- Associated Press - Thursday, April 17, 2014

OLYMPIA, Wash. (AP) - Green is everywhere in the Skookumchuck Valley, from the lush pastures grazed by cattle and horses to the forested hills that surround the rural community of mostly hobby farms just outside of Tenino.

But a group of residents have joined together to battle a different type of green from sprouting up in their neighborhood: a proposed commercial marijuana farm.

“I don’t care if someone grows a few plants; I don’t even care if they smoke it,” said Phil Forbing, who lives next door to the would-be pot farm in the 6000 block of 199th Avenue Southeast. “But I don’t want a commercial business next to me in a residential area.”

So far, about 20 people have joined the effort to block the farm that’s been proposed by Olympia-based Silica Phoenix LLC.

It’s one of the first not-in-my-backyard (NIMBY) cases in the state since Initiative 502, approved by voters in November 2012, ushered the way for state-licensed production, processing and retail sales of recreational marijuana.

Some governments, including Pierce County and several of its cities, have banned new recreational marijuana enterprises within their jurisdictions. The Washington State Liquor Control Board has scheduled a lottery next week to select marijuana retail licenses around the state. Meantime, officials have approved about 40 licenses for growers and processors, according to Brian Smith, spokesman for the Liquor Control Board.

“What we’re finding is that a lot of people are either slow to pay their fee, or they’re not ready yet,” he said.

According to the control board’s online database, which is updated weekly, none of the applicants in Thurston County has received a state license.
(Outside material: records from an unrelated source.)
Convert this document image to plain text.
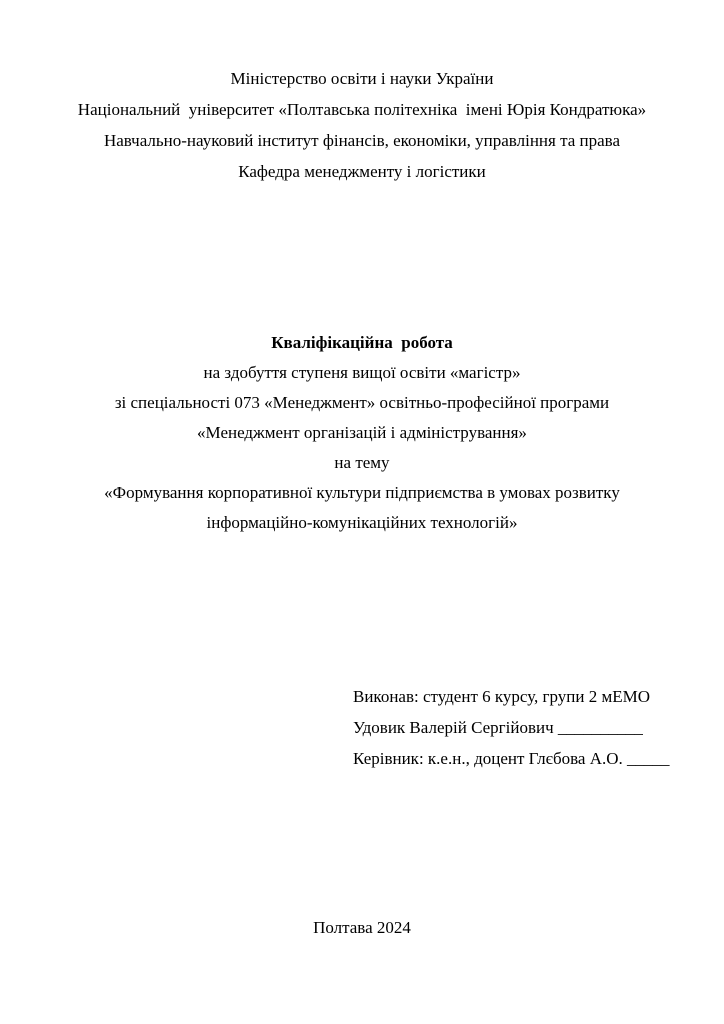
Міністерство освіти і науки України
Національний  університет «Полтавська політехніка  імені Юрія Кондратюка»
Навчально-науковий інститут фінансів, економіки, управління та права
Кафедра менеджменту і логістики
Кваліфікаційна  робота
на здобуття ступеня вищої освіти «магістр»
зі спеціальності 073 «Менеджмент» освітньо-професійної програми
«Менеджмент організацій і адміністрування»
на тему
«Формування корпоративної культури підприємства в умовах розвитку
інформаційно-комунікаційних технологій»
Виконав: студент 6 курсу, групи 2 мЕМО
Удовик Валерій Сергійович __________
Керівник: к.е.н., доцент Глєбова А.О. _____
Полтава 2024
A company on Skokomish Valley Road in Mason County has received a production license, and an enterprise on Valentine Avenue in Pacific in Pierce County has received licenses to grow and process marijuana.

Thurston County commissioners eased into the law by passing a one-year interim ordinance that included zoning regulations on where state-licensed pot could be grown, processed and sold. County manager Cliff Moore said it hasn’t been an easy task to implement the new law.

Officials said they’ve only approved a handful of permits for growing and processing so far.

“This is a new world order,” Moore told commissioners during a recent meeting.

Several Skookumchuck Valley residents voiced their concerns at a recent Thurston County Commission meeting, urging officials to deny a special-use permit that’s been submitted for the nearly 10-acre property. They’ve also contacted officials at the Liquor Control Board.

Resident Shelly Forest said they have numerous concerns, including the commercial look of the farm, the environmental impact of possible chemicals and groundwater pollution, potential smell of pot plants and personal safety of nearby residents. She also doesn’t like the idea of security cameras on the property, or increased traffic that a business will bring onto their street.

“It’s absurd that we should have to put up with that,” Forest said. “It should be in a light industrial area.”

Forbing said he’s worried home values will plummet in the neighborhood once the operation is up and running.

“Who’s going to want to buy my property?” said Forbing, who purchased his home on a 5-acre lot in 2006. “Nobody with kids is ever going to want to buy it.”

Retired school bus driver Lynda Johnson-Townsend has lived in the area her entire life - in fact, her great-grandparents homesteaded nearby in 1873.

She said she’s outraged by the proposed pot farm on her street and doesn’t think county officials are taking her concerns seriously.

“I was told that it was no different than growing hay,” Johnson-Townsend said.

Silica Phoenix has applied for a state license to grow marijuana at the farm and process it at a different site, said Olympia attorney Jonathan Swartz, who is one of its four owners.

He said he expected the neighbors to have some curiosity about the farm, where 8-foot wooden privacy fences and the skeleton of a hoop greenhouse has been constructed.

“I was a little surprised about the way they went about expressing their concerns,” Swartz said. “We’ve never talked to the people who are complaining.”

He said he’d like to get together with the neighbors to talk about their concerns, and try to resolve issues. Now that pot has been legalized, there’s going to be a natural transition for people’s attitudes, he said.

“We’re in an ideological transition,” Swartz said.

The company’s business model is carbon-friendly and green, he said. They plan to hire local workers, support community fundraisers and be a good neighbor, Swartz said.

“We’re growing plants,” he added. “It just so happens, they’re called marijuana.”

Swartz compares the effort to the craft brew industry, which he says emphasizes quality and a connection to community.

“Our plan is to do chocolate products and other types of marijuana products,” Swartz said. “We are not purely capitalists. Yes, there is some financial incentive, but it’s about quality of life and sustainability of a lifestyle where we want to do something good.”